The rate of increase in the price level has been declining since February except for May. If this trend continues we expect to see July inflation increase by a lower margin than 0.9% in June. In the month of June, the month-on-month change in CPI slowed to 1.7% from 2.8% in May. Food and core inflation increased by 0.4% (YoY) and 1.1% in June. Urban inflation (YoY) rose by 1.0% while rural inflation increased by 0.8%.
Factors driving inflation rate
From June 2015 to January 2016, the rate of inflation has increased by an average of 0.1%. The inflation rate of 9.6% can be described as a natural rate of inflation consistent with slow growth and productivity constraints. However, as from February supply shocks, scarcity and speculation triggered sharp rises in inflation from 9.6% to 16.5%.
The June Data
An analysis of the NBS inflation report shows that the food and core indices increased YoY by 0.4% and 1.1%, respectively. Food inflation increased to 15.3% in June from 14.9% in May. Both domestic and imported food products stoked the food sub-index. The highest contributors to the increase in the food basket were fish, meat, bread, cereals, fruits and vegetables. Imported food inflation increased to 15.3% in June from 14.9% in May. The core index increased YoY to 16.2% from 15.1% in May, primarily driven by fuel and transportation costs.

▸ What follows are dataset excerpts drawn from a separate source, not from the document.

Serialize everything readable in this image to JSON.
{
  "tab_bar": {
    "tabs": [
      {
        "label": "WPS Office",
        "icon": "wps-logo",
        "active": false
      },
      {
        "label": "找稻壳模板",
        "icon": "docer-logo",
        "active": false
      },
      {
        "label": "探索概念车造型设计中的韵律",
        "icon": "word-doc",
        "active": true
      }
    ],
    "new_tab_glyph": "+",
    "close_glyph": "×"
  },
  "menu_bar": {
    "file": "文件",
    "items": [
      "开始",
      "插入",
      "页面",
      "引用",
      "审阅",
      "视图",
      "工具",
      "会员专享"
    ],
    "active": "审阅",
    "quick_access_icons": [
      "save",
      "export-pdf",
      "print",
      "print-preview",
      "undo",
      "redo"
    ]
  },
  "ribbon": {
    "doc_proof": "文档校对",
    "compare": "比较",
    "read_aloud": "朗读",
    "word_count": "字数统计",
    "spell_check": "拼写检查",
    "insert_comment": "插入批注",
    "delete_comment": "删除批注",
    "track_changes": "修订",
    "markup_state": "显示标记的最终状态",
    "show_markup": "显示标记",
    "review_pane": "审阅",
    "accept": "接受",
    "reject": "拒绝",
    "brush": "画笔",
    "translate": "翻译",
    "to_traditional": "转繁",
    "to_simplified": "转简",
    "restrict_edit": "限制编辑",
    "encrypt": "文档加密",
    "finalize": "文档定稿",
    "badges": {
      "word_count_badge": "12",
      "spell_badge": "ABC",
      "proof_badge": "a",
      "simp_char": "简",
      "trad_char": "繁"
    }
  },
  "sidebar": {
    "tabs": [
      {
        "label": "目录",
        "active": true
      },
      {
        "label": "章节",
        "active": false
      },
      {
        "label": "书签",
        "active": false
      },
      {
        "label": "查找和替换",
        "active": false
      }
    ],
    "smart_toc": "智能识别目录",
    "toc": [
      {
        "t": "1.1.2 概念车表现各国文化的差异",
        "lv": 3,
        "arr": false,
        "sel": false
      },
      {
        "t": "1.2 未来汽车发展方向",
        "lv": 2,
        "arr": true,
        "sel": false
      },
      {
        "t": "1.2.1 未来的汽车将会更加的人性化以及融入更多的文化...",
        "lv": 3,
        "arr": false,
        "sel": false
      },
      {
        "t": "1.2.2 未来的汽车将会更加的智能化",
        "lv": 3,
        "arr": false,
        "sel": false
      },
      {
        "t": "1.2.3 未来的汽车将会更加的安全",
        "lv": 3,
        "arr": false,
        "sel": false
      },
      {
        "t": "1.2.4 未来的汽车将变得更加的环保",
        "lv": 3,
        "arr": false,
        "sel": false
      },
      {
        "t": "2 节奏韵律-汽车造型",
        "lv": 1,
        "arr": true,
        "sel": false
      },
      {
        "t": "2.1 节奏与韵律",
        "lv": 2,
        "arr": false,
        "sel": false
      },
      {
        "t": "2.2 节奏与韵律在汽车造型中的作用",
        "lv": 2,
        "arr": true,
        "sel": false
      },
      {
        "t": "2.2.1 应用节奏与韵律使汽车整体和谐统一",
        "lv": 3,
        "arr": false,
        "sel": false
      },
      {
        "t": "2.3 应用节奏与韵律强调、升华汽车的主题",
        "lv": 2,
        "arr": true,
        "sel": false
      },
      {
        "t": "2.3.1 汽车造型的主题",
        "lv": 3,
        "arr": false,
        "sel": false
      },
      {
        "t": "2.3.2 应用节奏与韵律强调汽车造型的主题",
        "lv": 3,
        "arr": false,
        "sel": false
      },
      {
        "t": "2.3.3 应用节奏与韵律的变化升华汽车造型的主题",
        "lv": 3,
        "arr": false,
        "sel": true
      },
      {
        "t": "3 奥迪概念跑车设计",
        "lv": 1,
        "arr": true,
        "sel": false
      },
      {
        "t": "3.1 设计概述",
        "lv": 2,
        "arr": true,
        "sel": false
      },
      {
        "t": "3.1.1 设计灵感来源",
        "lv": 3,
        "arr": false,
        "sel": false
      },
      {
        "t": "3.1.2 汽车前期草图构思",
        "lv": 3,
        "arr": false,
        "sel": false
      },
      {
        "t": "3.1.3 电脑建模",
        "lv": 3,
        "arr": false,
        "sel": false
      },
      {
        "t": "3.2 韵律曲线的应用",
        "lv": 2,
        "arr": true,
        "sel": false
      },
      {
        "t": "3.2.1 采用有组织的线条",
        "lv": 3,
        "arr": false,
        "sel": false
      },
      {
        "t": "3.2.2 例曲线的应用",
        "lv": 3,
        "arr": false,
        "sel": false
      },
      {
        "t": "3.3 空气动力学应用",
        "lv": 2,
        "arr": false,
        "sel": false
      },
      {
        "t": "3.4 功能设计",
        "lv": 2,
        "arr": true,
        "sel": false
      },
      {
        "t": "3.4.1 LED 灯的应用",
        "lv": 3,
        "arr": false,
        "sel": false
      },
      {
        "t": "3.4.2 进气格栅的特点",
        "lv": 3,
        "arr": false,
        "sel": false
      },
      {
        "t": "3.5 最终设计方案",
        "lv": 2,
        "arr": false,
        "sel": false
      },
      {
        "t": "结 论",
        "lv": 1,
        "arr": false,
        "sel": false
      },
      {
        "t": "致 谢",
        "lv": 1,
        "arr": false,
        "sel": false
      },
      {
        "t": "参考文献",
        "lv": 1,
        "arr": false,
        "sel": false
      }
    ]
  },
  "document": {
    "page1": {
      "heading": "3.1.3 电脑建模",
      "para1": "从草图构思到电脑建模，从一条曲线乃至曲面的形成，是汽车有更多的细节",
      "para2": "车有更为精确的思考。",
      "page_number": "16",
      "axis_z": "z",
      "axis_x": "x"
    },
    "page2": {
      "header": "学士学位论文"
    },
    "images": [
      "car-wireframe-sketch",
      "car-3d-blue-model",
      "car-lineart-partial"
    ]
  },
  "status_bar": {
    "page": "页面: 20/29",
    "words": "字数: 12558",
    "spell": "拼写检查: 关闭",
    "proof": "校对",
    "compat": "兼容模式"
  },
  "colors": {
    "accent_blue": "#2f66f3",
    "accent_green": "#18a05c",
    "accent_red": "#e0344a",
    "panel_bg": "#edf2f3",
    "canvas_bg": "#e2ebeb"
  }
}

The urban areas are still experiencing higher inflationary pressures compared to the rural areas. The urban index increased by 1.0%, from 17.1% in May to 18.1% in June while the rural index increased to 15.1% in June from 14.3% in May.
A combination of rising energy costs, weaker naira, and food shortages had a significant impact on the inflationary direction.
Monetary Policy Committee meeting – Trade off between growth and inflation
When policy makers are faced with the dilemma of either inflation or growth, the conventional logic is to choose growth in a period of contraction. However, with the spike in June’s inflation number the jury is out as to the outcome of the meeting. The most probable scenario is to maintain the status quo. Policy makers may not be inclined to tighten further as this could stifle growth and increase unemployment. They are likely to be comforted by the amount of liquidity mopping up due to the exchange rate change. Thus, are unlikely to apply a contractionary interest rate policy in addition to the exchange rate effect.
The impact of persistent inflation is erosion in value and confidence of economic agents. The market is expected to react accordingly to the trend of rising inflation.
Fixed Income and Money market
Bond rates have settled in the region of 14.99% recently. Given that bond yields are interest rate sensitive, we believe that the outcome of the MPC is likely to impact the fixed income market. For the money market, liquidity is low and NIBOR rates are increasing, with OBB and O/N rates at 20.83% and 22.75%, respectively. We expect activity in the money market to be driven by liquidity position.
The Nigerian bourse is volatile and is in search of direction. Any changes in the interest rate environment will increase the rate of volatility. The Scottfree 30-day volatility index as at 15 July, 2016 was 31.27% on a scale of 0-100%, with 100% denoting highest volatility. However, stock market returns will be more a function of corporate earnings than interest rate sensitivity.